The convention for C API functions that return PyObject*s is much clearer: NULL indicates failure, non-NULL (and by implication, a valid pointer) indicates success. With a very small number of (not accidental or historical) exceptions, a NULL return is indication that the called function set an exception. Conversely, a non-NULL return indicates that no exception is set.

These conventions apply just as strongly to C functions you write and getting them wrong is to be considered a severe bug in your code.

The foregoing has two notable impacts on the code in the example. The first is that if PyArg_UnpackTuple returns -1, we know it has set an exception so we just return NULL. The other is that when we call PyNumber_Add we know that it will return NULL or non-NULL exactly when we need to, so there is no need for us to check its return value. This is no accident: by and large the calling conventions of the Python C API are designed to make programming with it convenient.

To return to explaining what the example function actually does...

In simple terms, it receives two arguments and returns their sum. We've covered checking the number of arguments but not actually discussed how Python objects are presented to C code that deals with them.

All Python objects are allocated on the heap. They can all be referred to as pointers to a PyObject. A PyObject just contains a reference count and a pointer to a type object. So when a function receives arguments of arbitrary type, as the example does, it will be dealing with pointers to PyObject.

The spec for the example function says that it returns the sum of the arguments.
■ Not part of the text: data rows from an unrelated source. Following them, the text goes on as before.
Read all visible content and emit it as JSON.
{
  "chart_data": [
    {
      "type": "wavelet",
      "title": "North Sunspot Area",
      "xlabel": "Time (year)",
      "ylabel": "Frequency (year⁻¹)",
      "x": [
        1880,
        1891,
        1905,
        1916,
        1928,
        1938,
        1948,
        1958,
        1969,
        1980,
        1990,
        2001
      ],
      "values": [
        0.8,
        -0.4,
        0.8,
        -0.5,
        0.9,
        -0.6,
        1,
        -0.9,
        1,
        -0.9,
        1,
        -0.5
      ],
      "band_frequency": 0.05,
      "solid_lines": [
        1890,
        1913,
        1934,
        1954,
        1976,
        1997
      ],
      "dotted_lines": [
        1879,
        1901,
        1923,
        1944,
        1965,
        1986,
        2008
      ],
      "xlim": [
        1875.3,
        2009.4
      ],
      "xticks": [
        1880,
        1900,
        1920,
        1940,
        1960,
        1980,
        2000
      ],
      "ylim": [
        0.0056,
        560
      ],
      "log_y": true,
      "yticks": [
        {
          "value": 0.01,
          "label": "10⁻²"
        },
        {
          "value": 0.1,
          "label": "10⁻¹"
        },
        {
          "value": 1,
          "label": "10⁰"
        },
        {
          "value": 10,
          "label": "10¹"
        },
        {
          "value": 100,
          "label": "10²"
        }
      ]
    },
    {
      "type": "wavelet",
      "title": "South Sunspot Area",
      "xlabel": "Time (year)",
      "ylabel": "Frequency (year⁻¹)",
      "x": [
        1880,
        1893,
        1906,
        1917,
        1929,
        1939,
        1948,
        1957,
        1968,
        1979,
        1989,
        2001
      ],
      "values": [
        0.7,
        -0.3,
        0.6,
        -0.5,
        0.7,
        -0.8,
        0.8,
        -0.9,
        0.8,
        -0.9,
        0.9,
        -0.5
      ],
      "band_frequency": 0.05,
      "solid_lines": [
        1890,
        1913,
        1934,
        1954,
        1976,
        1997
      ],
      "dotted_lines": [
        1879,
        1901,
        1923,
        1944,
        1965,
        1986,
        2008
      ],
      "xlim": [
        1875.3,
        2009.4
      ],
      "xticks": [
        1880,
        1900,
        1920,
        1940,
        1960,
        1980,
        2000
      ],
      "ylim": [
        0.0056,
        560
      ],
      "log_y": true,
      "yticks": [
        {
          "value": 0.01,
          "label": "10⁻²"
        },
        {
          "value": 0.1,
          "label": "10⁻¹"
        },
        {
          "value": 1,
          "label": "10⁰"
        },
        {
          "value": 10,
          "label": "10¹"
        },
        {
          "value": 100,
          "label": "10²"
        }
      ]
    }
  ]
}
The Python C API provides a function to do this: PyNumber_Add. This is part of what is sometimes termed the ``abstract objects layer'' of the API: it allows you to operate on objects in a similar way to interpreted Python code acts on objects. In this case PyNumber_Add is equivalent to the + operator in Python, as good a definition of ``sum'' of two values as any in Python. You can probably guess the name of the functions that subtract and multiply two values.

Something that is notable by its absence from the example function above is explicit manipulation of reference counts. This is another example of the conventions of the Python C API making programming convenient. It's not always so convenient.